Recent years have witnessed a resurgence in information-theoretic approaches to the nervous system (Rieke et al. 1996). We know that individual neurons, such as motion-selective cells in the fly or single auditory inputs in the bullfrog, can encode between 1 and 3 bits of sensory information per output spike, amounting to rates of up to 300 bits per second. This information is encoded using changes in the instantaneous interspike interval between a handful of spikes. Such a temporal encoding mechanism is within 10 to 40 percent of the theoretical maximum allowed by the spike train variability. This implies that individual spikes can carry significant amounts of information, at odds with the idea that neurons are unreliable and can only signal in the aggregate. At these rates, the optic nerve would convey between one and ten million bits per second. (This compares to a ten-speed CD-ROM drive, which transfers information at 1.5 million bits per second.)
Timing precision of spiking across populations of simultaneously firing neurons is believed to be a key element in neuronal strategies for encoding perceptual information in the sensory pathways (Abeles 1990; Singer and Gray 1995). Yet if information is indeed embodied in a temporal code, how, if at all, is it decoded by the target neurons? Do neurons act as coincidence detectors, able to detect the arrival time of incoming spikes at a millisecond or better resolution? Or do they integrate more than a hundred or so relatively small inputs over many tens of milliseconds until the threshold for spike initiation is reached (Softky 1995; see figure 1)?

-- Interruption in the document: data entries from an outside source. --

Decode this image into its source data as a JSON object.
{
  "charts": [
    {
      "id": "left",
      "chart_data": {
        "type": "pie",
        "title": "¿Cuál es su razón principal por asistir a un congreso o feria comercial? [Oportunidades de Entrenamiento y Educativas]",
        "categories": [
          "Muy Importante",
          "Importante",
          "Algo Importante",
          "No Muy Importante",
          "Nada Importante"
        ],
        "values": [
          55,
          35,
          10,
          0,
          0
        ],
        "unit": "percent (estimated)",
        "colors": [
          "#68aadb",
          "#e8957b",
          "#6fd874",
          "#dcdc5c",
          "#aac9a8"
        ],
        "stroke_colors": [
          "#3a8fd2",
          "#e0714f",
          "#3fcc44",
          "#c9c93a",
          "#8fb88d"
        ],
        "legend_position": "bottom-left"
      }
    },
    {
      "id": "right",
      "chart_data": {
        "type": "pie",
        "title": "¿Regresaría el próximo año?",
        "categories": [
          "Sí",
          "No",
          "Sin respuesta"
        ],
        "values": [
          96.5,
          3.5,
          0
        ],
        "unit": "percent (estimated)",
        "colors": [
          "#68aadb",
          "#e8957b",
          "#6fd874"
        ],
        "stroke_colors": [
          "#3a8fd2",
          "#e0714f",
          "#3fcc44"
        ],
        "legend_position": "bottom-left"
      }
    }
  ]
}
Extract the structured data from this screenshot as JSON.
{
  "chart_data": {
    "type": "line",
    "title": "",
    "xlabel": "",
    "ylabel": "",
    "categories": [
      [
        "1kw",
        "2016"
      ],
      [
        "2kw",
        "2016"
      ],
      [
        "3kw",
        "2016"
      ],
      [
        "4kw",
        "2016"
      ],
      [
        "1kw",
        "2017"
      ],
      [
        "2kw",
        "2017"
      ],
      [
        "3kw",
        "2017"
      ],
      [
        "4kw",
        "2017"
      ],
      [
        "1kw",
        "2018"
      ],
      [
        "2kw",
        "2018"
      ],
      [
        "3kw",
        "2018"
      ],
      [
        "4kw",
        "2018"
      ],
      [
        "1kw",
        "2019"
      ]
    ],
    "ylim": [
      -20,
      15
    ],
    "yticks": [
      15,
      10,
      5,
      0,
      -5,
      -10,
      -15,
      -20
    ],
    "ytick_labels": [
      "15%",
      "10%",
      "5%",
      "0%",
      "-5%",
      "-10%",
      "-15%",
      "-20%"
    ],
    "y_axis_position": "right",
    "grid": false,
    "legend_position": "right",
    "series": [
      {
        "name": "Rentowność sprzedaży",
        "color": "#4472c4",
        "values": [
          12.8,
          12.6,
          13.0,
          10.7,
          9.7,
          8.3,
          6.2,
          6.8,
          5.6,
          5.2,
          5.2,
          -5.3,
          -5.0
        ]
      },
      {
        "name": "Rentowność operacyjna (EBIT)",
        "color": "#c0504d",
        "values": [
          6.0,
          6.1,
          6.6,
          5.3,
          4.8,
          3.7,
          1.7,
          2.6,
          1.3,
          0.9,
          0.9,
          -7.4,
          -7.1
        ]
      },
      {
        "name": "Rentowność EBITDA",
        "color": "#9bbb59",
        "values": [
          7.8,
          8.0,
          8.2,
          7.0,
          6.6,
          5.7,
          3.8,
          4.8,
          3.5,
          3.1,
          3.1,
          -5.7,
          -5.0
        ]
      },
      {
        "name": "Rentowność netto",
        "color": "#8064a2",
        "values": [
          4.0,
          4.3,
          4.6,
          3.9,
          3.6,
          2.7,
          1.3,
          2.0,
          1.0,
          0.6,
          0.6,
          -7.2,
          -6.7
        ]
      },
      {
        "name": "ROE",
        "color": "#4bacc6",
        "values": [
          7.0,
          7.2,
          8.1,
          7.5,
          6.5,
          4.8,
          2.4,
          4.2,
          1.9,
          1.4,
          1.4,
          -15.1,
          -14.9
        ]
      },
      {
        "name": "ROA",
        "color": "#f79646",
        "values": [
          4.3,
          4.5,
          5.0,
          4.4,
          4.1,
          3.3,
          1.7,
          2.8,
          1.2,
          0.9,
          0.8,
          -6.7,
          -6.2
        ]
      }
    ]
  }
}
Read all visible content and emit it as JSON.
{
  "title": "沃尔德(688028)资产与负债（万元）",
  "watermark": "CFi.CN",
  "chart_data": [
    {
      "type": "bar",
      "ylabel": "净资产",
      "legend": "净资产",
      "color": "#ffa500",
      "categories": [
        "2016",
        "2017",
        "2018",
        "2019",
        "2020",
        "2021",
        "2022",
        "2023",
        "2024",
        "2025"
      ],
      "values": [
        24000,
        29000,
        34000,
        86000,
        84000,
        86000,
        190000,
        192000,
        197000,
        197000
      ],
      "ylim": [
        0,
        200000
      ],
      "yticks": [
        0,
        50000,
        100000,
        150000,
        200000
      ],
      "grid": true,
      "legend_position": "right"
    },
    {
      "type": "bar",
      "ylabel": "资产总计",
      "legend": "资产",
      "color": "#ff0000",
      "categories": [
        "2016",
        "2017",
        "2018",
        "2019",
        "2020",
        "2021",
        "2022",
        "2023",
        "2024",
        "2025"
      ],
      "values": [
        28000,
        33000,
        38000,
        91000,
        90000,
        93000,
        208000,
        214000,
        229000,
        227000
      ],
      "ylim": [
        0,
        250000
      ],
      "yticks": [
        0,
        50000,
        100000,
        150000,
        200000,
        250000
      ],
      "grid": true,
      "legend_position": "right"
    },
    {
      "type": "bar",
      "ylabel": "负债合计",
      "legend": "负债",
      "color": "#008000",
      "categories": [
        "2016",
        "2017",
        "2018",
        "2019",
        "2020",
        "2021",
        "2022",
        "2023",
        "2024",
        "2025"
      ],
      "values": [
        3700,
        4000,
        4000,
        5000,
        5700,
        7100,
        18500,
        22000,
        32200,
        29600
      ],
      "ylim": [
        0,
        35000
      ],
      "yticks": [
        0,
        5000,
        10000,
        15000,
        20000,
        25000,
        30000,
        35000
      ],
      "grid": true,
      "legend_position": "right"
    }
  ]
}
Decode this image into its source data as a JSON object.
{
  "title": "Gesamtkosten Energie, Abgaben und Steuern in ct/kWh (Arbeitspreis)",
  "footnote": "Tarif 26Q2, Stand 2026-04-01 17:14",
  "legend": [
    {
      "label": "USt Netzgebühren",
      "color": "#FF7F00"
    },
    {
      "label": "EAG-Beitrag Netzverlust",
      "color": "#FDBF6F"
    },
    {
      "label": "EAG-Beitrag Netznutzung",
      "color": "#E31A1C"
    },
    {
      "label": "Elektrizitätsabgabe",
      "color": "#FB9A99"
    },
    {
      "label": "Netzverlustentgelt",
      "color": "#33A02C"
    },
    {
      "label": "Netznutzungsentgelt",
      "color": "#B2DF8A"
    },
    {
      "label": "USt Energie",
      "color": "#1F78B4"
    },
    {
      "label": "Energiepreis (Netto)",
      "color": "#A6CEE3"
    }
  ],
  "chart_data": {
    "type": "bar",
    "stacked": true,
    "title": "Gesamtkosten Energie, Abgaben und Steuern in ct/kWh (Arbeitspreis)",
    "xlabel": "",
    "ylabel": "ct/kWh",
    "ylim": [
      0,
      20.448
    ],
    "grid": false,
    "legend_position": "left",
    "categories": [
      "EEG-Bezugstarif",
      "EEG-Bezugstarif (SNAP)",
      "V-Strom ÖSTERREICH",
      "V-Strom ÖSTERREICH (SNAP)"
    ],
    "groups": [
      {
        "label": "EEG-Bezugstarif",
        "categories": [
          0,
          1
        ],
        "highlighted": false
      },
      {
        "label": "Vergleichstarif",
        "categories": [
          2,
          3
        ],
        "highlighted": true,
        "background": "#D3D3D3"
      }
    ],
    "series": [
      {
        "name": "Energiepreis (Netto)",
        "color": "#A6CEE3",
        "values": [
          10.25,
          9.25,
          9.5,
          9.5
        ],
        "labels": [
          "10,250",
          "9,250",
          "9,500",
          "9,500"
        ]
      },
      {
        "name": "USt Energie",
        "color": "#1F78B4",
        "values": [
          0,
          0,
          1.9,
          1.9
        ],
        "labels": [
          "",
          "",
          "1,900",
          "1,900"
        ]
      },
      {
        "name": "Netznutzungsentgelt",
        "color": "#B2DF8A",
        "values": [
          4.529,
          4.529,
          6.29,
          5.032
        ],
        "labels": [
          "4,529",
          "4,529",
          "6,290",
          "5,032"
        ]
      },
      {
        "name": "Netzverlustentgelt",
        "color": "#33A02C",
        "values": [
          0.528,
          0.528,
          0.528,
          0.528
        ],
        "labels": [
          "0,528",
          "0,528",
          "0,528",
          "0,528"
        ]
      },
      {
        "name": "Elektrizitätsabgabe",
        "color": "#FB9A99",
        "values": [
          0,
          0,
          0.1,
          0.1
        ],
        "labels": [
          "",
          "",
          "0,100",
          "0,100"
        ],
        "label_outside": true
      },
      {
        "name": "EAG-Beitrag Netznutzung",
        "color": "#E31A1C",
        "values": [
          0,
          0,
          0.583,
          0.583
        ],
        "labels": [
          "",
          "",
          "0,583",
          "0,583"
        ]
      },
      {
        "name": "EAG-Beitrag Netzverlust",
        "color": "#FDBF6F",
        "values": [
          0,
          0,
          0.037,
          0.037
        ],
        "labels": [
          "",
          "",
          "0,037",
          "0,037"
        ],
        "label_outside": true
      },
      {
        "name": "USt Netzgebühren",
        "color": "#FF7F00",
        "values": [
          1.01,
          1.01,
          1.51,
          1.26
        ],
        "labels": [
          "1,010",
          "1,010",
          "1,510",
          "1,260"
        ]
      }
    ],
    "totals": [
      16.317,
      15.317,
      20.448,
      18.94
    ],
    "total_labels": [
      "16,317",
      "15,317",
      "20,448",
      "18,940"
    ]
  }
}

Current thinking about computation has the brain as a hybrid computer. Individual nerve cells convert the incoming streams of binary pulses into analog, spatially distributed variables: the postsynaptic membrane potential and calcium distribution throughout the dendritic tree. This transformation involves highly dynamic synapses that adapt to their input. Information is then processed in the analog domain, using a number of linear and nonlinear operations (multiplication, saturation, amplification, thresholding) implemented in the dendritic cable structure and augmented by voltage-dependent membrane and synaptic conductances. The result is converted into asynchronous binary pulses and conveyed to the following neurons. The functional resolution of these pulses is in the millisecond range, with temporal synchrony across neurons likely to contribute to coding. Reliability could be achieved by pooling the responses of a small number (20-200) of neurons.
And what of MEMORY? It is everywhere (but cannot be randomly accessed). It resides in the concentration of free calcium in dendrites and cell body; in the presynaptic terminal; in the density and exact voltage dependency of the various ionic conductances; in the density and configuration of specific proteins in the postsynaptic terminals; and, ultimately, in the gene in the cell's nucleus for lifetime memories.